Retail Store Location Optimization

This project focuses on optimizing retail store locations in New York City through a data-driven approach. By analyzing pedestrian traffic, competition, and vacant storefront availability, businesses can strategically expand, minimize operational costs, gain a competitive edge, and reduce the risk of underperformance.

Key Features

Data Normalization and Weight Assignment: We normalized data and assigned weights (Pedcounts: 0.4, Retail Stores: 0.4, Vacant Storefronts: 0.2) using min-max scaling.

Suitability Score Calculation: The combined suitability score reflects weighted features, ranking locations based on preferences.

Regression Models: Utilizing various regression models (Random Forest, Linear Regression, Gradient Boosting, XGBoost, SVR, Ridge Regression) for predicting continuous location suitability scores.
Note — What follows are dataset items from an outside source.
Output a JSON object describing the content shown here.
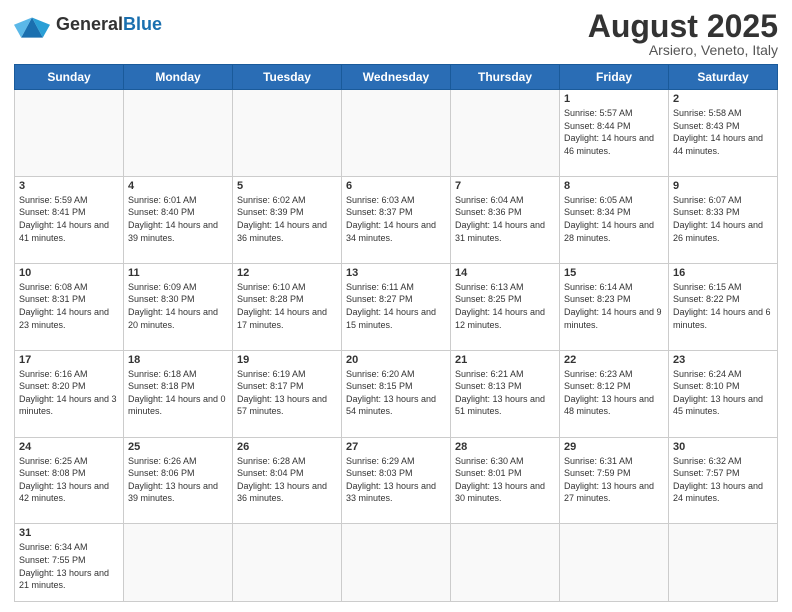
{
  "logo": {
    "text_general": "General",
    "text_blue": "Blue"
  },
  "title": {
    "main": "August 2025",
    "sub": "Arsiero, Veneto, Italy"
  },
  "headers": [
    "Sunday",
    "Monday",
    "Tuesday",
    "Wednesday",
    "Thursday",
    "Friday",
    "Saturday"
  ],
  "weeks": [
    [
      {
        "date": "",
        "info": ""
      },
      {
        "date": "",
        "info": ""
      },
      {
        "date": "",
        "info": ""
      },
      {
        "date": "",
        "info": ""
      },
      {
        "date": "",
        "info": ""
      },
      {
        "date": "1",
        "info": "Sunrise: 5:57 AM\nSunset: 8:44 PM\nDaylight: 14 hours and 46 minutes."
      },
      {
        "date": "2",
        "info": "Sunrise: 5:58 AM\nSunset: 8:43 PM\nDaylight: 14 hours and 44 minutes."
      }
    ],
    [
      {
        "date": "3",
        "info": "Sunrise: 5:59 AM\nSunset: 8:41 PM\nDaylight: 14 hours and 41 minutes."
      },
      {
        "date": "4",
        "info": "Sunrise: 6:01 AM\nSunset: 8:40 PM\nDaylight: 14 hours and 39 minutes."
      },
      {
        "date": "5",
        "info": "Sunrise: 6:02 AM\nSunset: 8:39 PM\nDaylight: 14 hours and 36 minutes."
      },
      {
        "date": "6",
        "info": "Sunrise: 6:03 AM\nSunset: 8:37 PM\nDaylight: 14 hours and 34 minutes."
      },
      {
        "date": "7",
        "info": "Sunrise: 6:04 AM\nSunset: 8:36 PM\nDaylight: 14 hours and 31 minutes."
      },
      {
        "date": "8",
        "info": "Sunrise: 6:05 AM\nSunset: 8:34 PM\nDaylight: 14 hours and 28 minutes."
      },
      {
        "date": "9",
        "info": "Sunrise: 6:07 AM\nSunset: 8:33 PM\nDaylight: 14 hours and 26 minutes."
      }
    ],
    [
      {
        "date": "10",
        "info": "Sunrise: 6:08 AM\nSunset: 8:31 PM\nDaylight: 14 hours and 23 minutes."
      },
      {
        "date": "11",
        "info": "Sunrise: 6:09 AM\nSunset: 8:30 PM\nDaylight: 14 hours and 20 minutes."
      },
      {
        "date": "12",
        "info": "Sunrise: 6:10 AM\nSunset: 8:28 PM\nDaylight: 14 hours and 17 minutes."
      },
      {
        "date": "13",
        "info": "Sunrise: 6:11 AM\nSunset: 8:27 PM\nDaylight: 14 hours and 15 minutes."
      },
      {
        "date": "14",
        "info": "Sunrise: 6:13 AM\nSunset: 8:25 PM\nDaylight: 14 hours and 12 minutes."
      },
      {
        "date": "15",
        "info": "Sunrise: 6:14 AM\nSunset: 8:23 PM\nDaylight: 14 hours and 9 minutes."
      },
      {
        "date": "16",
        "info": "Sunrise: 6:15 AM\nSunset: 8:22 PM\nDaylight: 14 hours and 6 minutes."
      }
    ],
    [
      {
        "date": "17",
        "info": "Sunrise: 6:16 AM\nSunset: 8:20 PM\nDaylight: 14 hours and 3 minutes."
      },
      {
        "date": "18",
        "info": "Sunrise: 6:18 AM\nSunset: 8:18 PM\nDaylight: 14 hours and 0 minutes."
      },
      {
        "date": "19",
        "info": "Sunrise: 6:19 AM\nSunset: 8:17 PM\nDaylight: 13 hours and 57 minutes."
      },
      {
        "date": "20",
        "info": "Sunrise: 6:20 AM\nSunset: 8:15 PM\nDaylight: 13 hours and 54 minutes."
      },
      {
        "date": "21",
        "info": "Sunrise: 6:21 AM\nSunset: 8:13 PM\nDaylight: 13 hours and 51 minutes."
      },
      {
        "date": "22",
        "info": "Sunrise: 6:23 AM\nSunset: 8:12 PM\nDaylight: 13 hours and 48 minutes."
      },
      {
        "date": "23",
        "info": "Sunrise: 6:24 AM\nSunset: 8:10 PM\nDaylight: 13 hours and 45 minutes."
      }
    ],
    [
      {
        "date": "24",
        "info": "Sunrise: 6:25 AM\nSunset: 8:08 PM\nDaylight: 13 hours and 42 minutes."
      },
      {
        "date": "25",
        "info": "Sunrise: 6:26 AM\nSunset: 8:06 PM\nDaylight: 13 hours and 39 minutes."
      },
      {
        "date": "26",
        "info": "Sunrise: 6:28 AM\nSunset: 8:04 PM\nDaylight: 13 hours and 36 minutes."
      },
      {
        "date": "27",
        "info": "Sunrise: 6:29 AM\nSunset: 8:03 PM\nDaylight: 13 hours and 33 minutes."
      },
      {
        "date": "28",
        "info": "Sunrise: 6:30 AM\nSunset: 8:01 PM\nDaylight: 13 hours and 30 minutes."
      },
      {
        "date": "29",
        "info": "Sunrise: 6:31 AM\nSunset: 7:59 PM\nDaylight: 13 hours and 27 minutes."
      },
      {
        "date": "30",
        "info": "Sunrise: 6:32 AM\nSunset: 7:57 PM\nDaylight: 13 hours and 24 minutes."
      }
    ],
    [
      {
        "date": "31",
        "info": "Sunrise: 6:34 AM\nSunset: 7:55 PM\nDaylight: 13 hours and 21 minutes."
      },
      {
        "date": "",
        "info": ""
      },
      {
        "date": "",
        "info": ""
      },
      {
        "date": "",
        "info": ""
      },
      {
        "date": "",
        "info": ""
      },
      {
        "date": "",
        "info": ""
      },
      {
        "date": "",
        "info": ""
      }
    ]
  ]
}
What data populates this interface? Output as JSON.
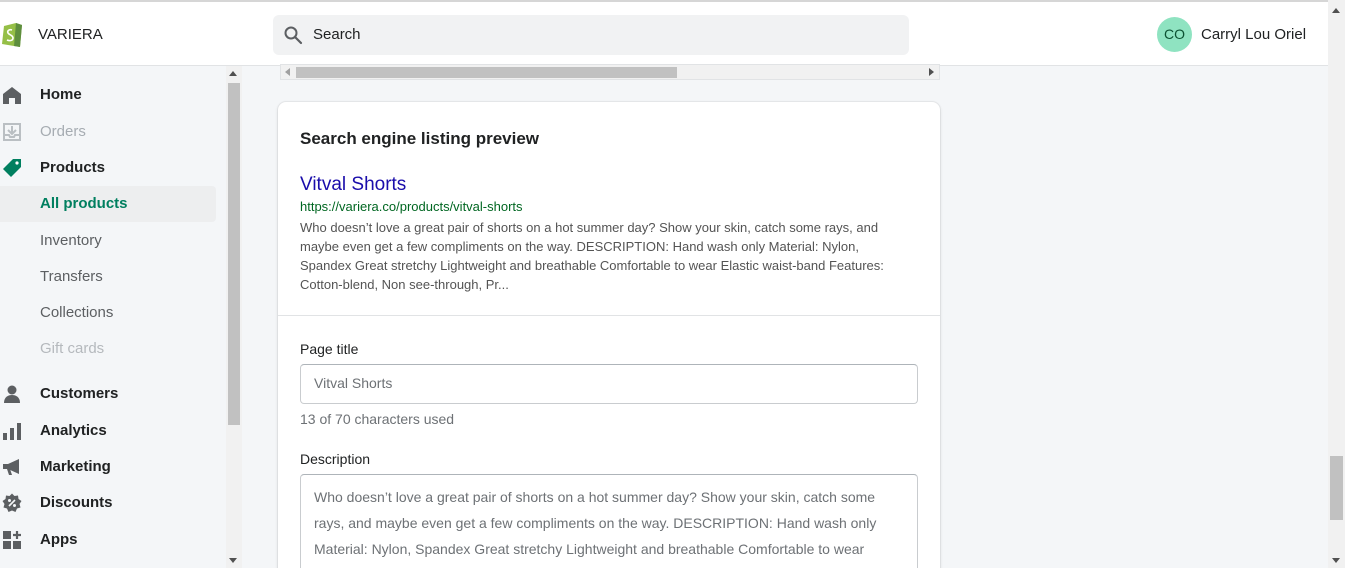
{
  "colors": {
    "brand": "#95bf47",
    "accent_green": "#007f5f",
    "link_blue": "#1a0dab",
    "url_green": "#006621",
    "avatar_bg": "#8fe3c1"
  },
  "header": {
    "store_name": "VARIERA",
    "search_placeholder": "Search",
    "user_initials": "CO",
    "user_name": "Carryl Lou Oriel"
  },
  "sidebar": {
    "items": [
      {
        "label": "Home",
        "icon": "home-icon"
      },
      {
        "label": "Orders",
        "icon": "orders-icon"
      },
      {
        "label": "Products",
        "icon": "tag-icon"
      },
      {
        "label": "All products"
      },
      {
        "label": "Inventory"
      },
      {
        "label": "Transfers"
      },
      {
        "label": "Collections"
      },
      {
        "label": "Gift cards"
      },
      {
        "label": "Customers",
        "icon": "person-icon"
      },
      {
        "label": "Analytics",
        "icon": "bar-chart-icon"
      },
      {
        "label": "Marketing",
        "icon": "megaphone-icon"
      },
      {
        "label": "Discounts",
        "icon": "discount-icon"
      },
      {
        "label": "Apps",
        "icon": "apps-icon"
      }
    ]
  },
  "seo": {
    "card_title": "Search engine listing preview",
    "preview_title": "Vitval Shorts",
    "preview_url": "https://variera.co/products/vitval-shorts",
    "preview_description": "Who doesn’t love a great pair of shorts on a hot summer day? Show your skin, catch some rays, and maybe even get a few compliments on the way. DESCRIPTION: Hand wash only Material: Nylon, Spandex Great stretchy Lightweight and breathable Comfortable to wear Elastic waist-band Features: Cotton-blend, Non see-through, Pr...",
    "page_title_label": "Page title",
    "page_title_value": "Vitval Shorts",
    "char_count": "13 of 70 characters used",
    "description_label": "Description",
    "description_value": "Who doesn’t love a great pair of shorts on a hot summer day? Show your skin, catch some rays, and maybe even get a few compliments on the way. DESCRIPTION: Hand wash only Material: Nylon, Spandex Great stretchy Lightweight and breathable Comfortable to wear Elastic waist-band Features: Cotton-blend, Non see-through, Pr"
  }
}
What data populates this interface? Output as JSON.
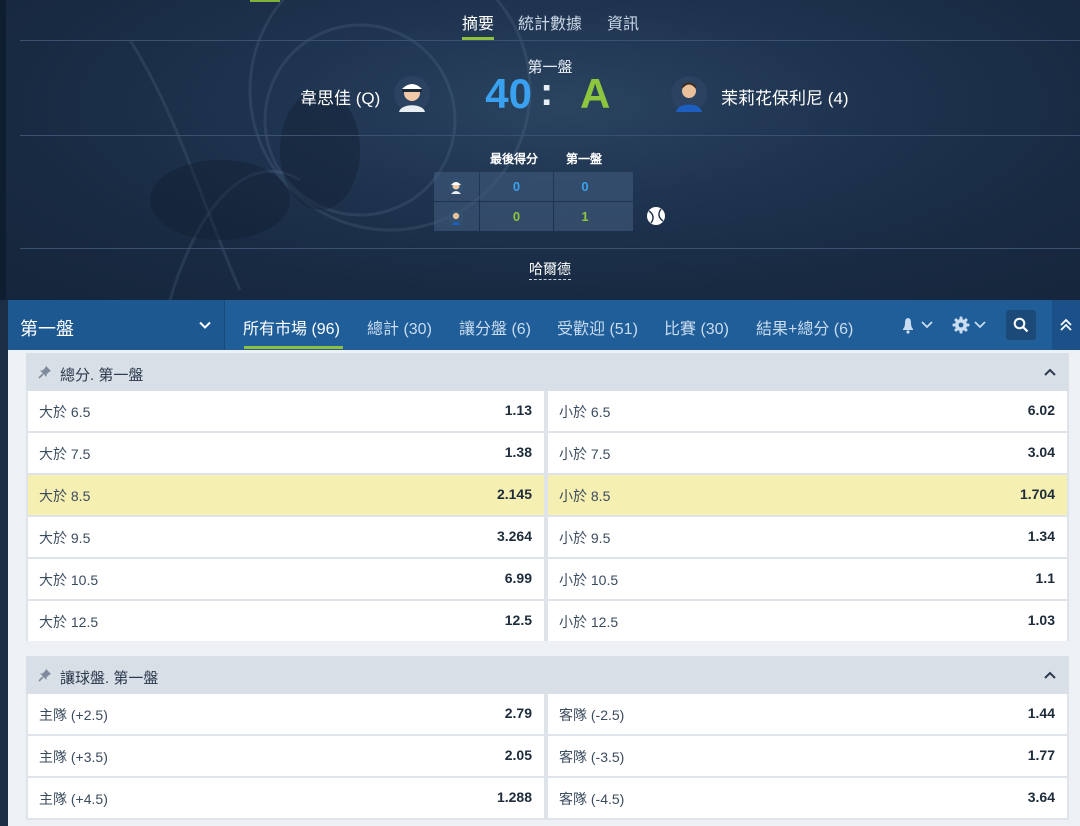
{
  "header": {
    "tabs": [
      {
        "label": "摘要",
        "active": true
      },
      {
        "label": "統計數據",
        "active": false
      },
      {
        "label": "資訊",
        "active": false
      }
    ],
    "set_label": "第一盤",
    "home": {
      "name": "韋思佳 (Q)",
      "score": "40",
      "last_points": "0",
      "set1": "0"
    },
    "away": {
      "name": "茉莉花保利尼 (4)",
      "score": "A",
      "last_points": "0",
      "set1": "1"
    },
    "score_separator": ":",
    "scoreboard_headers": {
      "last_points": "最後得分",
      "set1": "第一盤"
    },
    "serving": "away",
    "venue": "哈爾德",
    "colors": {
      "home": "#3aa0f0",
      "away": "#8cc63f",
      "accent": "#8fc23a"
    }
  },
  "nav": {
    "period_select": "第一盤",
    "tabs": [
      {
        "label": "所有市場 (96)",
        "active": true
      },
      {
        "label": "總計 (30)",
        "active": false
      },
      {
        "label": "讓分盤 (6)",
        "active": false
      },
      {
        "label": "受歡迎 (51)",
        "active": false
      },
      {
        "label": "比賽 (30)",
        "active": false
      },
      {
        "label": "結果+總分 (6)",
        "active": false
      }
    ],
    "icons": [
      "bell-icon",
      "gear-icon",
      "search-icon",
      "double-chevron-up-icon"
    ]
  },
  "markets": [
    {
      "title": "總分. 第一盤",
      "rows": [
        {
          "left_label": "大於 6.5",
          "left_odds": "1.13",
          "right_label": "小於 6.5",
          "right_odds": "6.02",
          "highlighted": false
        },
        {
          "left_label": "大於 7.5",
          "left_odds": "1.38",
          "right_label": "小於 7.5",
          "right_odds": "3.04",
          "highlighted": false
        },
        {
          "left_label": "大於 8.5",
          "left_odds": "2.145",
          "right_label": "小於 8.5",
          "right_odds": "1.704",
          "highlighted": true
        },
        {
          "left_label": "大於 9.5",
          "left_odds": "3.264",
          "right_label": "小於 9.5",
          "right_odds": "1.34",
          "highlighted": false
        },
        {
          "left_label": "大於 10.5",
          "left_odds": "6.99",
          "right_label": "小於 10.5",
          "right_odds": "1.1",
          "highlighted": false
        },
        {
          "left_label": "大於 12.5",
          "left_odds": "12.5",
          "right_label": "小於 12.5",
          "right_odds": "1.03",
          "highlighted": false
        }
      ]
    },
    {
      "title": "讓球盤. 第一盤",
      "rows": [
        {
          "left_label": "主隊 (+2.5)",
          "left_odds": "2.79",
          "right_label": "客隊 (-2.5)",
          "right_odds": "1.44",
          "highlighted": false
        },
        {
          "left_label": "主隊 (+3.5)",
          "left_odds": "2.05",
          "right_label": "客隊 (-3.5)",
          "right_odds": "1.77",
          "highlighted": false
        },
        {
          "left_label": "主隊 (+4.5)",
          "left_odds": "1.288",
          "right_label": "客隊 (-4.5)",
          "right_odds": "3.64",
          "highlighted": false
        }
      ]
    }
  ]
}
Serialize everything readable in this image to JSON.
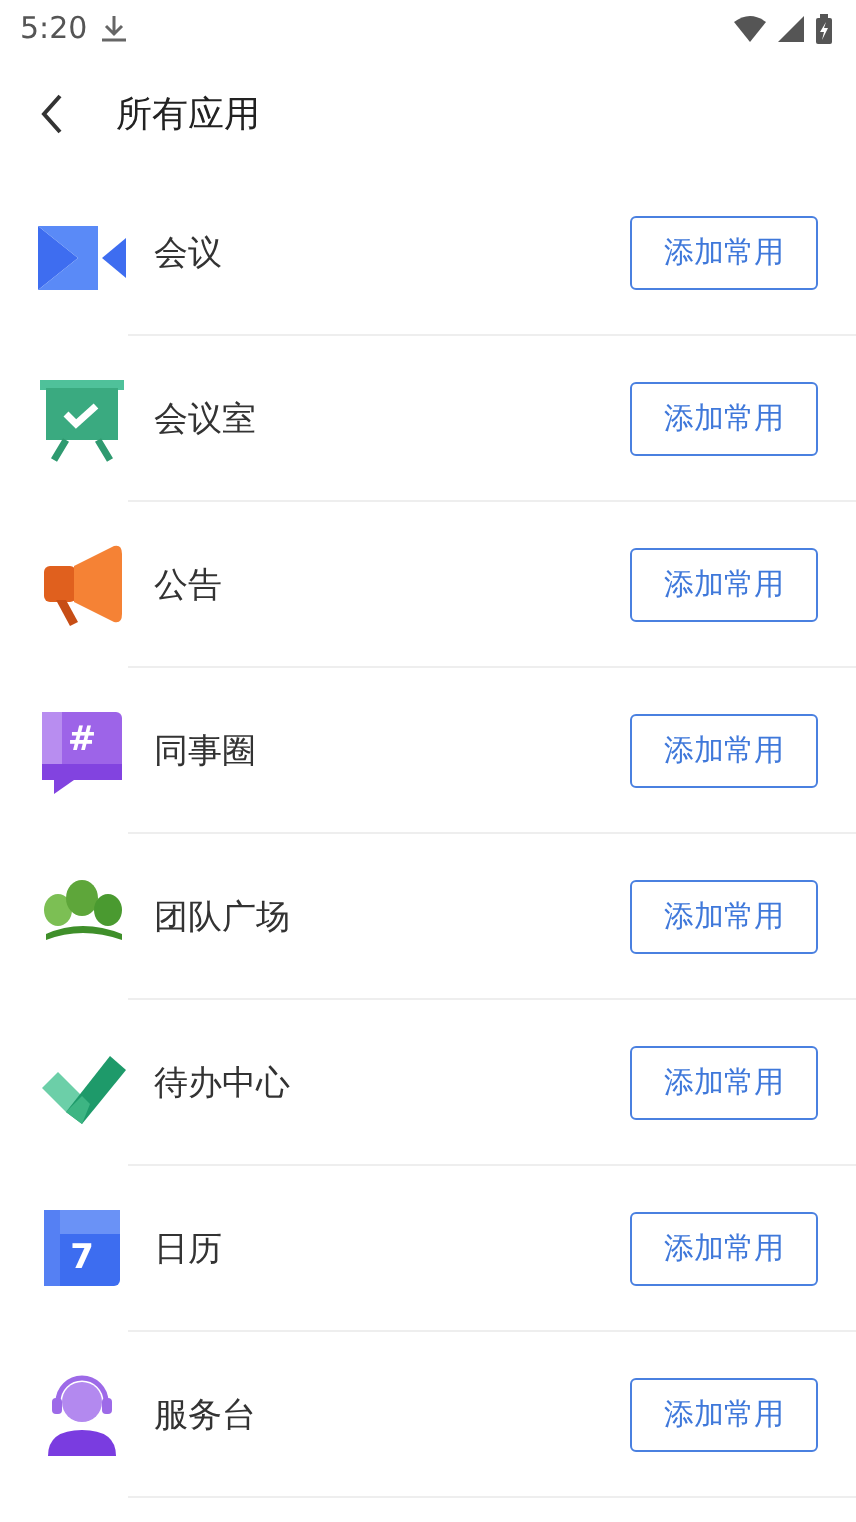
{
  "status_bar": {
    "time": "5:20"
  },
  "header": {
    "title": "所有应用"
  },
  "apps": [
    {
      "name": "会议",
      "kind": "camera",
      "button": "添加常用"
    },
    {
      "name": "会议室",
      "kind": "board",
      "button": "添加常用"
    },
    {
      "name": "公告",
      "kind": "megaphone",
      "button": "添加常用"
    },
    {
      "name": "同事圈",
      "kind": "hash",
      "icon_text": "#",
      "button": "添加常用"
    },
    {
      "name": "团队广场",
      "kind": "leaves",
      "button": "添加常用"
    },
    {
      "name": "待办中心",
      "kind": "check",
      "button": "添加常用"
    },
    {
      "name": "日历",
      "kind": "calendar",
      "icon_text": "7",
      "button": "添加常用"
    },
    {
      "name": "服务台",
      "kind": "agent",
      "button": "添加常用"
    }
  ]
}
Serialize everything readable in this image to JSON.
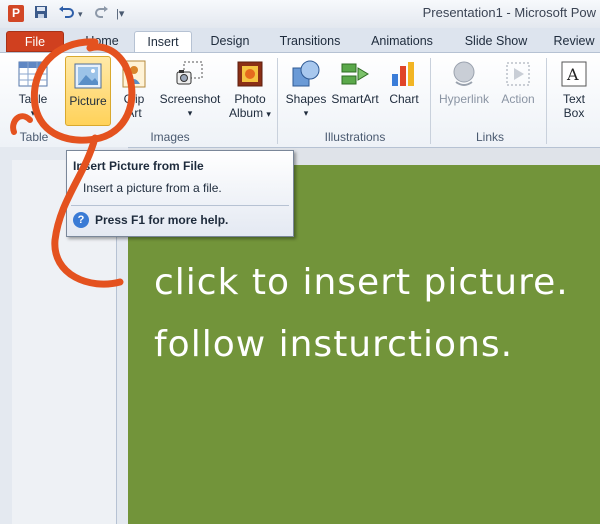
{
  "window": {
    "title": "Presentation1 - Microsoft Pow"
  },
  "app_icon": "P",
  "tabs": [
    {
      "label": "File"
    },
    {
      "label": "Home"
    },
    {
      "label": "Insert"
    },
    {
      "label": "Design"
    },
    {
      "label": "Transitions"
    },
    {
      "label": "Animations"
    },
    {
      "label": "Slide Show"
    },
    {
      "label": "Review"
    }
  ],
  "ribbon": {
    "table": "Table",
    "picture": "Picture",
    "clipart_1": "Clip",
    "clipart_2": "Art",
    "screenshot": "Screenshot",
    "photoalbum_1": "Photo",
    "photoalbum_2": "Album",
    "shapes": "Shapes",
    "smartart": "SmartArt",
    "chart": "Chart",
    "hyperlink": "Hyperlink",
    "action": "Action",
    "textbox_1": "Text",
    "textbox_2": "Box",
    "dropdown_arrow": "▾"
  },
  "groups": {
    "tables": "Table",
    "images": "Images",
    "illustrations": "Illustrations",
    "links": "Links"
  },
  "tooltip": {
    "title": "Insert Picture from File",
    "body": "Insert a picture from a file.",
    "help": "Press F1 for more help.",
    "help_icon_glyph": "?"
  },
  "slide": {
    "line1": "click to insert picture.",
    "line2": "follow insturctions."
  },
  "colors": {
    "slide_bg": "#72943a",
    "annotation": "#e4521f",
    "file_tab": "#d0401f"
  }
}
Model Selection Rationale: Each regression model contributes unique strengths: Random Forest captures complex relationships, Linear Regression serves as a baseline, Gradient Boosting corrects errors iteratively, XGBoost ensures speed and efficiency, SVR excels in high-dimensional spaces, and Ridge Regression prevents overfitting.

Appendix

Project for CS-GY 6053 Foundation of Data Science at NYU Tandon.